It seems like an user permission problem, so I checked the agent process:

clouder+ 17557 1 1 02:20 ? 00:07:14 python2.7 /usr/lib64/cmf/agent/build/env/bin/cmf-agent --package_dir /usr/lib64/cmf/service --agent_dir /var/run/cloudera-scm-agent --lib_dir /var/lib/cloudera-scm-agent --logfile /var/log/cloudera-scm-agent/cloudera-scm-agent.log --daemon --comm_name cmf-agent --pidfile /var/run/cloudera-scm-agent/cloudera-scm-agent.pid

the agent is running as the user cloudera-scm, and in the /etc/sudoers I've specified the following line:
%cloudera-scm ALL=(ALL) NOPASSWD: ALL

But the log shows when initial the shared edits, it was doing with another user 'hdfs'. I checked the code in /usr/lib64/cmf/agent/build/env/lib/python2.7/site-packages/cmf-5.11.0-py2.7.egg/cmf/process.py, seems like it checks the agent's user (here is cloudera-scm) and the user who does the shared edits initialization and found cloudera-scm is neither 'hdfs' nor 'root', so it raised the exception "Exception: Non-root agent cannot execute process as user 'hdfs'".
I also checked the shared edits folder /data/d1/dfs/jn, indeed it is empty.


I'm not sure that, I'm using the singer user mode (cloudera-scm), why it changes to 'hdfs' to executes the initialization?
How to fix the problem to enable HA in my case?


Thanks,

MH

2 REPLIES 2

avatar
New Contributor

Found a way to bypass the user permission check:

modify the file "/usr/lib64/cmf/agent/build/env/lib/python2.7/site-packages/cmf-5.11.0-py2.7.egg/cmf/process.py",  at line 422-423, you can see: 

 

user = self.raw["user"]
group = self.raw["group"]

 

add the following two lines after group:

 

user = <uesr_of_the_single_user_mode> if user == "hdfs" else user
group = <group_of_the_single_user> if group == "hdfs" else group

 

then backup the process.pyc and process.pyo in the same path, remove them.

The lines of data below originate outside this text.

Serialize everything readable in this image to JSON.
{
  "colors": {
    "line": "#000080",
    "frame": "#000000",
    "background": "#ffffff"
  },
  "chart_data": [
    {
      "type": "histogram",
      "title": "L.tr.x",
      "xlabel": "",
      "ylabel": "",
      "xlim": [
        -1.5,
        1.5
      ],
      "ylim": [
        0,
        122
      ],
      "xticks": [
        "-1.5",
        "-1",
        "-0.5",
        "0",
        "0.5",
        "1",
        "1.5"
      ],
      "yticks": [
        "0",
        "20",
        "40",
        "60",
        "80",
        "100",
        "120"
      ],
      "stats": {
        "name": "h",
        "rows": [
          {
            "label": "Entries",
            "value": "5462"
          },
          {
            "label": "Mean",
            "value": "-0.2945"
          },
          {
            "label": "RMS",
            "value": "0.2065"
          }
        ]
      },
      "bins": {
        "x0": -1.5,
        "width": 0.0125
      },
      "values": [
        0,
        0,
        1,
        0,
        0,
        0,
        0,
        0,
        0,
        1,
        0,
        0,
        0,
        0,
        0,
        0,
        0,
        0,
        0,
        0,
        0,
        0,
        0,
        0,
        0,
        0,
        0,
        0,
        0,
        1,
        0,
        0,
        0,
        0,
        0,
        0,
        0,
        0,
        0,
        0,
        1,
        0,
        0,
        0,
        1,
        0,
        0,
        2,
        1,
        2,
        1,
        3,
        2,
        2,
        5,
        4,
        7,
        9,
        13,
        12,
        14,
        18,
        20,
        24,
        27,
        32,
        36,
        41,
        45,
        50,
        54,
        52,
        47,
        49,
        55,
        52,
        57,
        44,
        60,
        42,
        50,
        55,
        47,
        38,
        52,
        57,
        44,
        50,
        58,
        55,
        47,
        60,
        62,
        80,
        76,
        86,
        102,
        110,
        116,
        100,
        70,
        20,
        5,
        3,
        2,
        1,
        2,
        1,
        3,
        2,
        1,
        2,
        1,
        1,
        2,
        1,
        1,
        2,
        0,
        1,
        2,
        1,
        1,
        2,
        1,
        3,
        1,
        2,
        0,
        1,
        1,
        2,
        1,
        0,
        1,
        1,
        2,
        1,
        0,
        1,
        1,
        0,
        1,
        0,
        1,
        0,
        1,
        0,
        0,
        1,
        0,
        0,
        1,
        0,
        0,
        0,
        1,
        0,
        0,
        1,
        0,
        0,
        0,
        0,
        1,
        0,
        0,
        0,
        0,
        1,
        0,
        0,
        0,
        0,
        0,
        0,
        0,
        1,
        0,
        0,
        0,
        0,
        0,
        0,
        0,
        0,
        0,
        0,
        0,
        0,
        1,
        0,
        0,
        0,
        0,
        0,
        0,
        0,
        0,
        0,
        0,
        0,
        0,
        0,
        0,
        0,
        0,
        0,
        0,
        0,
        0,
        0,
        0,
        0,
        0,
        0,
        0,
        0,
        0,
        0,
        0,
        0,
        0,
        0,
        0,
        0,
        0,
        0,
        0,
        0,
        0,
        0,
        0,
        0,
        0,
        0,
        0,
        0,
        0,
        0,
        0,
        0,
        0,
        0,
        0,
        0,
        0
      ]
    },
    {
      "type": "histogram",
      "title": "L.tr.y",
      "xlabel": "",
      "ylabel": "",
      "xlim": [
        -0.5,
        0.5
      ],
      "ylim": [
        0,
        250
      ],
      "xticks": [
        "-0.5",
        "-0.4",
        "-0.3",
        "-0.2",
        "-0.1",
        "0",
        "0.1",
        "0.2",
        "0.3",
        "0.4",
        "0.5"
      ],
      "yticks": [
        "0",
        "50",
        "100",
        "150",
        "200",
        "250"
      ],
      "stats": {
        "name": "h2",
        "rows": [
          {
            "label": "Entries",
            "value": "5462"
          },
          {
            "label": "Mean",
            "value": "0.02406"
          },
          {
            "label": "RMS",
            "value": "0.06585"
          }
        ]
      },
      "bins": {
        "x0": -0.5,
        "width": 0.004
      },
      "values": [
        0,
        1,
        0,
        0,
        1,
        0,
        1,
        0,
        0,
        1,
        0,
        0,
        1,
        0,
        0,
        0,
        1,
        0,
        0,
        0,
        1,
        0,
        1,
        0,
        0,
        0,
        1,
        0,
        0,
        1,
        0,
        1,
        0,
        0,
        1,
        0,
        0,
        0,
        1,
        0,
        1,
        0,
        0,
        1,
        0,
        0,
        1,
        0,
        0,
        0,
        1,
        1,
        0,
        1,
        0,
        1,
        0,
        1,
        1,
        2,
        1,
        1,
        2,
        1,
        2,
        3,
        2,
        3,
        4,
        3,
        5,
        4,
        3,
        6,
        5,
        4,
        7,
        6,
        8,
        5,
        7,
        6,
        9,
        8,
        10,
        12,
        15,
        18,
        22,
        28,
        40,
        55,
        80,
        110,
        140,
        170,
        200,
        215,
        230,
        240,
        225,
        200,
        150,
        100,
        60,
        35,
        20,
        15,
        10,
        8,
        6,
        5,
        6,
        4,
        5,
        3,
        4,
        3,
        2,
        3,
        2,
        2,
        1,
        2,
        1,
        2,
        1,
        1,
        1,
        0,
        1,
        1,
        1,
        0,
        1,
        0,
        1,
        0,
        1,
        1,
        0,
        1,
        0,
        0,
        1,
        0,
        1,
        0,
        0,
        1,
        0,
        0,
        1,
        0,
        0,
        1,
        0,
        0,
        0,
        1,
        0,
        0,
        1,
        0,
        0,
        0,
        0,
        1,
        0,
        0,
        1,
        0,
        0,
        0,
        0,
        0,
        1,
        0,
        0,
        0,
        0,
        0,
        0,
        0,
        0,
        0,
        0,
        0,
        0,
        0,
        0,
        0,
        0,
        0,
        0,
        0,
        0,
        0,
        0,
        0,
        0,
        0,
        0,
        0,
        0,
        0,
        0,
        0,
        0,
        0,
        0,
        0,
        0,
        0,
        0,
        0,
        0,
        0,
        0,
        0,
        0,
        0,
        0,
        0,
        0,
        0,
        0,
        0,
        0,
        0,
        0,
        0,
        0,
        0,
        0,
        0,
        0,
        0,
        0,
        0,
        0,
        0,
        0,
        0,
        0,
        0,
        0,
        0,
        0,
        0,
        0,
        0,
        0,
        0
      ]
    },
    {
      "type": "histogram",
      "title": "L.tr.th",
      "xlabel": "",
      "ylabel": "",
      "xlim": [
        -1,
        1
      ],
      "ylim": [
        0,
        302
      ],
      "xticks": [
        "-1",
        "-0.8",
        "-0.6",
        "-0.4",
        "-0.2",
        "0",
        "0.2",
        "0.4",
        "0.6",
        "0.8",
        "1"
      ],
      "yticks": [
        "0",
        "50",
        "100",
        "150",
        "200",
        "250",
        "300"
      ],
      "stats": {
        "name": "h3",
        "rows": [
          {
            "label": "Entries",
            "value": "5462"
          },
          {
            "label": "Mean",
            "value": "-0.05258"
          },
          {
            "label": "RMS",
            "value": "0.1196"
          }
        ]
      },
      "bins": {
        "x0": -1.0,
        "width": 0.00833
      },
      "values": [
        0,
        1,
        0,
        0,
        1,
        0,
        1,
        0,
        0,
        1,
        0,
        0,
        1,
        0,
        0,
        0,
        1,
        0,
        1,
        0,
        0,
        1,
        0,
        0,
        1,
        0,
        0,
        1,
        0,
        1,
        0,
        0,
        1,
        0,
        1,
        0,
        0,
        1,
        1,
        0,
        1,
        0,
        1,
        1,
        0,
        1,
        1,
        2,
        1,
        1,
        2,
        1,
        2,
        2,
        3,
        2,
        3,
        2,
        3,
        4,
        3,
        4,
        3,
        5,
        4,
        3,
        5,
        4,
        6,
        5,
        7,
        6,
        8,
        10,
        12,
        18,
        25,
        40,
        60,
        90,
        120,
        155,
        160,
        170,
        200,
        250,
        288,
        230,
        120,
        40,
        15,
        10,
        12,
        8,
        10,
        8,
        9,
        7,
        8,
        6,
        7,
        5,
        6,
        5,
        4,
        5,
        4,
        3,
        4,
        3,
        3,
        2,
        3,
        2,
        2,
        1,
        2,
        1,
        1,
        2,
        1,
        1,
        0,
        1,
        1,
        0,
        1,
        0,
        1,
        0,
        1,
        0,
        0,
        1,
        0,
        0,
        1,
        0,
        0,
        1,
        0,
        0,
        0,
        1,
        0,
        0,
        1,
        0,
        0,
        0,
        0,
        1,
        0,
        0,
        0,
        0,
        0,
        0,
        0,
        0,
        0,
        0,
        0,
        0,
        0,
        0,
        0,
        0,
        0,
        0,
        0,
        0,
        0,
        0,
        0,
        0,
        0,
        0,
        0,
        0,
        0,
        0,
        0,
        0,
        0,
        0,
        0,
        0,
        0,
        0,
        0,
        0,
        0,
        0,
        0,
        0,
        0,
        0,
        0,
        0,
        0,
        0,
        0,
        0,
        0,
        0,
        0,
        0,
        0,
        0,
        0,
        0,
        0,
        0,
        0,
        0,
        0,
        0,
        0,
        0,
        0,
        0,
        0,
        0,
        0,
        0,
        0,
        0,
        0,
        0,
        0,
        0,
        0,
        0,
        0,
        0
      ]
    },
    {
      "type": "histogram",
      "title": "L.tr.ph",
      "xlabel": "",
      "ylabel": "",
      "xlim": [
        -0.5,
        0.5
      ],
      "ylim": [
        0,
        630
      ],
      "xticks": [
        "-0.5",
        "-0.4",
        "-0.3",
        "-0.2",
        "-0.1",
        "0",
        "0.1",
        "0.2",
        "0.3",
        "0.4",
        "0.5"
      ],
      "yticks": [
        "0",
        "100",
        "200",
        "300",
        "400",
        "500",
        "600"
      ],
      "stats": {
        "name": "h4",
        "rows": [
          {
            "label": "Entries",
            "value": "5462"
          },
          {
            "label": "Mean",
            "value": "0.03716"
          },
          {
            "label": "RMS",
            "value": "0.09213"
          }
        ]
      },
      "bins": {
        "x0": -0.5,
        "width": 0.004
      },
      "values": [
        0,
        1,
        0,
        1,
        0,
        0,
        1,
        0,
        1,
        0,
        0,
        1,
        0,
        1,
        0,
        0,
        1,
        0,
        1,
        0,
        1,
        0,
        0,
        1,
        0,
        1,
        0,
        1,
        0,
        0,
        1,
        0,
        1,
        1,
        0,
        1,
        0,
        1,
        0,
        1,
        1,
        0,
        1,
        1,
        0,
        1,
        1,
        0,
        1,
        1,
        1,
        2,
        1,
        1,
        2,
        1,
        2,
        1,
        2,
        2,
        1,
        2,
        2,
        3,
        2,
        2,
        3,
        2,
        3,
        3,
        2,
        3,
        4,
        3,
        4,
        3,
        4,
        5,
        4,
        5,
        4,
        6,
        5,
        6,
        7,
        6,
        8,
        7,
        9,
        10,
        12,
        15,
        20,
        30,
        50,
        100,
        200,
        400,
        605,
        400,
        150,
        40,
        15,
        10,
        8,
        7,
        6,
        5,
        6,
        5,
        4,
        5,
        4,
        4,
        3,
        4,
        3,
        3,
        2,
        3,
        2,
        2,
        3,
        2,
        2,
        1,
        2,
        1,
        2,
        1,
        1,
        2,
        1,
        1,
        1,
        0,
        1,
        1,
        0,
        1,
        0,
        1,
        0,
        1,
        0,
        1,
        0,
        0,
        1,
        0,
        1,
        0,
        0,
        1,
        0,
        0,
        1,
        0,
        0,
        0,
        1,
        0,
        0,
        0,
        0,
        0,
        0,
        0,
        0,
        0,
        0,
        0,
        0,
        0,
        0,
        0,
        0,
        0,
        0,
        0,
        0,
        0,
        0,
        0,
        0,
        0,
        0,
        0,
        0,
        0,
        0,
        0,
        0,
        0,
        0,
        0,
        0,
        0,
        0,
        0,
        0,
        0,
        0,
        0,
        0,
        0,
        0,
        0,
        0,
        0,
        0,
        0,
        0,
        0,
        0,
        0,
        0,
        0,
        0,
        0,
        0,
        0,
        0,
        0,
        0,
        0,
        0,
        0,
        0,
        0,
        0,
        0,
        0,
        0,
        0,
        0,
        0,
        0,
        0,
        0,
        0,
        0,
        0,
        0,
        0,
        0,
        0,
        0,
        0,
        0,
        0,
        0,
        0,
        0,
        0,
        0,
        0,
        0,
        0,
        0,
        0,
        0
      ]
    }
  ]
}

restart the cloudera-scm-agent, then enable HA, it succeed. The share edits on journal node was formatted correctly.

 

Then recover the process.py and restart the agent.

 

 

But still want to know why it use "hdfs" to execute the initialization here.

 

Thanks,

MH

avatar
New Contributor

Dear mfeng your advice saved my day!

Really much appreciated.

Thanks a lot!